Il padiglione d’esordio della Santa Sede consiste nella realizzazione di 10 +1 cappelle sull’isola di San Giorgio Maggiore negli spazi della fondazione Giorgio Cini.

La riflessione si presenta come un padiglione diffuso in un’area particolarissima ovvero una porzione della laguna lontana da riferimenti architettonici, un luogo di per sé sospeso e lontano dal traffico turistico, essenzialmente collocato tra acqua e cielo, un bosco di pini, l’odore denso di resina.

I curatori, Francesco dal Co e Micol Forti, hanno proposto a dieci differenti architetti provenienti da tutto il mondo di interpretare il tema della cappella nel bosco, avendo come modello culturale quella di Gunnar Asplund nel cimitero di Stoccolma, di cui sono presentati i disegni originali e modelli in una piccola costruzione di ispirazione alpina realizzata da Francesco Magnani e Traudy Pelzel.

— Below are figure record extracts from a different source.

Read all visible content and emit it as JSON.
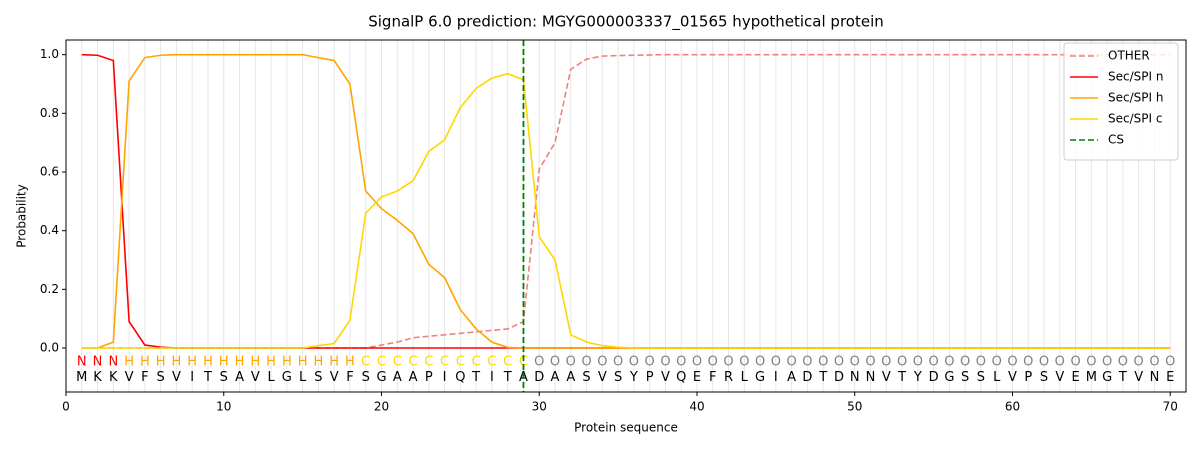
{
  "chart_data": {
    "type": "line",
    "title": "SignalP 6.0 prediction: MGYG000003337_01565 hypothetical protein",
    "xlabel": "Protein sequence",
    "ylabel": "Probability",
    "x": [
      1,
      2,
      3,
      4,
      5,
      6,
      7,
      8,
      9,
      10,
      11,
      12,
      13,
      14,
      15,
      16,
      17,
      18,
      19,
      20,
      21,
      22,
      23,
      24,
      25,
      26,
      27,
      28,
      29,
      30,
      31,
      32,
      33,
      34,
      35,
      36,
      37,
      38,
      39,
      40,
      41,
      42,
      43,
      44,
      45,
      46,
      47,
      48,
      49,
      50,
      51,
      52,
      53,
      54,
      55,
      56,
      57,
      58,
      59,
      60,
      61,
      62,
      63,
      64,
      65,
      66,
      67,
      68,
      69,
      70
    ],
    "sequence": [
      "M",
      "K",
      "K",
      "V",
      "F",
      "S",
      "V",
      "I",
      "T",
      "S",
      "A",
      "V",
      "L",
      "G",
      "L",
      "S",
      "V",
      "F",
      "S",
      "G",
      "A",
      "A",
      "P",
      "I",
      "Q",
      "T",
      "I",
      "T",
      "A",
      "D",
      "A",
      "A",
      "S",
      "V",
      "S",
      "Y",
      "P",
      "V",
      "Q",
      "E",
      "F",
      "R",
      "L",
      "G",
      "I",
      "A",
      "D",
      "T",
      "D",
      "N",
      "N",
      "V",
      "T",
      "Y",
      "D",
      "G",
      "S",
      "S",
      "L",
      "V",
      "P",
      "S",
      "V",
      "E",
      "M",
      "G",
      "T",
      "V",
      "N",
      "E"
    ],
    "labels": [
      "N",
      "N",
      "N",
      "H",
      "H",
      "H",
      "H",
      "H",
      "H",
      "H",
      "H",
      "H",
      "H",
      "H",
      "H",
      "H",
      "H",
      "H",
      "C",
      "C",
      "C",
      "C",
      "C",
      "C",
      "C",
      "C",
      "C",
      "C",
      "C",
      "O",
      "O",
      "O",
      "O",
      "O",
      "O",
      "O",
      "O",
      "O",
      "O",
      "O",
      "O",
      "O",
      "O",
      "O",
      "O",
      "O",
      "O",
      "O",
      "O",
      "O",
      "O",
      "O",
      "O",
      "O",
      "O",
      "O",
      "O",
      "O",
      "O",
      "O",
      "O",
      "O",
      "O",
      "O",
      "O",
      "O",
      "O",
      "O",
      "O",
      "O"
    ],
    "label_colors": {
      "N": "#ff0000",
      "H": "#ffa500",
      "C": "#ffd700",
      "O": "#808080"
    },
    "series": [
      {
        "name": "OTHER",
        "color": "#f08080",
        "dashed": true,
        "values": [
          0,
          0,
          0,
          0,
          0,
          0,
          0,
          0,
          0,
          0,
          0,
          0,
          0,
          0,
          0,
          0,
          0,
          0,
          0,
          0.01,
          0.02,
          0.035,
          0.04,
          0.045,
          0.05,
          0.055,
          0.06,
          0.065,
          0.09,
          0.61,
          0.7,
          0.95,
          0.985,
          0.995,
          0.997,
          0.998,
          0.999,
          1,
          1,
          1,
          1,
          1,
          1,
          1,
          1,
          1,
          1,
          1,
          1,
          1,
          1,
          1,
          1,
          1,
          1,
          1,
          1,
          1,
          1,
          1,
          1,
          1,
          1,
          1,
          1,
          1,
          1,
          1,
          1,
          1
        ]
      },
      {
        "name": "Sec/SPI n",
        "color": "#ff0000",
        "dashed": false,
        "values": [
          1,
          0.998,
          0.98,
          0.09,
          0.01,
          0.003,
          0,
          0,
          0,
          0,
          0,
          0,
          0,
          0,
          0,
          0,
          0,
          0,
          0,
          0,
          0,
          0,
          0,
          0,
          0,
          0,
          0,
          0,
          0,
          0,
          0,
          0,
          0,
          0,
          0,
          0,
          0,
          0,
          0,
          0,
          0,
          0,
          0,
          0,
          0,
          0,
          0,
          0,
          0,
          0,
          0,
          0,
          0,
          0,
          0,
          0,
          0,
          0,
          0,
          0,
          0,
          0,
          0,
          0,
          0,
          0,
          0,
          0,
          0,
          0
        ]
      },
      {
        "name": "Sec/SPI h",
        "color": "#ffa500",
        "dashed": false,
        "values": [
          0,
          0,
          0.02,
          0.91,
          0.99,
          0.998,
          1,
          1,
          1,
          1,
          1,
          1,
          1,
          1,
          1,
          0.99,
          0.98,
          0.9,
          0.535,
          0.475,
          0.435,
          0.39,
          0.285,
          0.24,
          0.13,
          0.065,
          0.02,
          0.002,
          0,
          0,
          0,
          0,
          0,
          0,
          0,
          0,
          0,
          0,
          0,
          0,
          0,
          0,
          0,
          0,
          0,
          0,
          0,
          0,
          0,
          0,
          0,
          0,
          0,
          0,
          0,
          0,
          0,
          0,
          0,
          0,
          0,
          0,
          0,
          0,
          0,
          0,
          0,
          0,
          0,
          0
        ]
      },
      {
        "name": "Sec/SPI c",
        "color": "#ffd700",
        "dashed": false,
        "values": [
          0,
          0,
          0,
          0,
          0,
          0,
          0,
          0,
          0,
          0,
          0,
          0,
          0,
          0,
          0,
          0.008,
          0.015,
          0.095,
          0.46,
          0.515,
          0.535,
          0.57,
          0.67,
          0.71,
          0.82,
          0.885,
          0.92,
          0.935,
          0.915,
          0.38,
          0.3,
          0.045,
          0.02,
          0.008,
          0.003,
          0,
          0,
          0,
          0,
          0,
          0,
          0,
          0,
          0,
          0,
          0,
          0,
          0,
          0,
          0,
          0,
          0,
          0,
          0,
          0,
          0,
          0,
          0,
          0,
          0,
          0,
          0,
          0,
          0,
          0,
          0,
          0,
          0,
          0,
          0
        ]
      }
    ],
    "cs": {
      "name": "CS",
      "x": 29,
      "color": "#008000"
    },
    "xlim": [
      0,
      71
    ],
    "ylim": [
      -0.15,
      1.05
    ],
    "xticks": [
      0,
      10,
      20,
      30,
      40,
      50,
      60,
      70
    ],
    "yticks": [
      {
        "value": 0,
        "label": "0.0"
      },
      0.2,
      0.4,
      0.6,
      0.8,
      {
        "value": 1,
        "label": "1.0"
      }
    ],
    "grid": true,
    "legend": "upper right"
  }
}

Il padiglione, aperto al pubblico e alla cittadinanza per almeno tutta la durata della biennale, è costituito da 10 differenti progetti realizzati in scala 1:1 che indagano nella loro molteplicità la natura di uno spazio contemporaneo che, con le parole di Asplund, possa divenire luogo di “orientamento, incontro, mediazione e saluto”. Il padiglione stesso si configura quindi nella sua globalità come un percorso a tappe da fruire, o meglio meditare, in maniera libera.

Gli architetti incaricati dei dieci progetti sono: Andrew Berman (USA), Francesco Cellini (Italia), Javier Corvalàn (Paraguay), Eva Prats e Ricardo Flores (Spagna), Norman Foster (UK), Teronobu Fujimori (Giappone), Sean Godsell (Australia), Carla Juacaba (Brasile), Smiljan Radic (Cile), Eduardo Souto de Moura (Portogallo).

Non tutti i dieci interventi risultano essere convincenti alla stessa maniera: personalmente ho apprezzato l’intervento di Carla Juacaba per la sua raffinatezza, La cappella del mattino dello studio catalano Flores i Prats nel suo essere mediterranea e universale allo stesso tempo, e la proposta di Smiljan Radic per aver creato uno spazio in cui la tensione tra la verticalità la concretezza terrena sono ben bilanciate.

 

L’immagine che la Santa Sede sembra voler dare di se stessa è quella di un’entità viva, internazionale, capace di favorire lo scambio con altri tipi di spiritualità (compresa quella atea).

Un commento da chi ha assistito all’inaugurazione? Visto il tenore dell’evento e il numero degli invitati, è stata sicuramente una delle occasioni più esclusive dei due giorni della vernice ovvero un’operazione d’immagine accuratamente concepita sia in termini di mondanità che di qualità del prodotto culturale.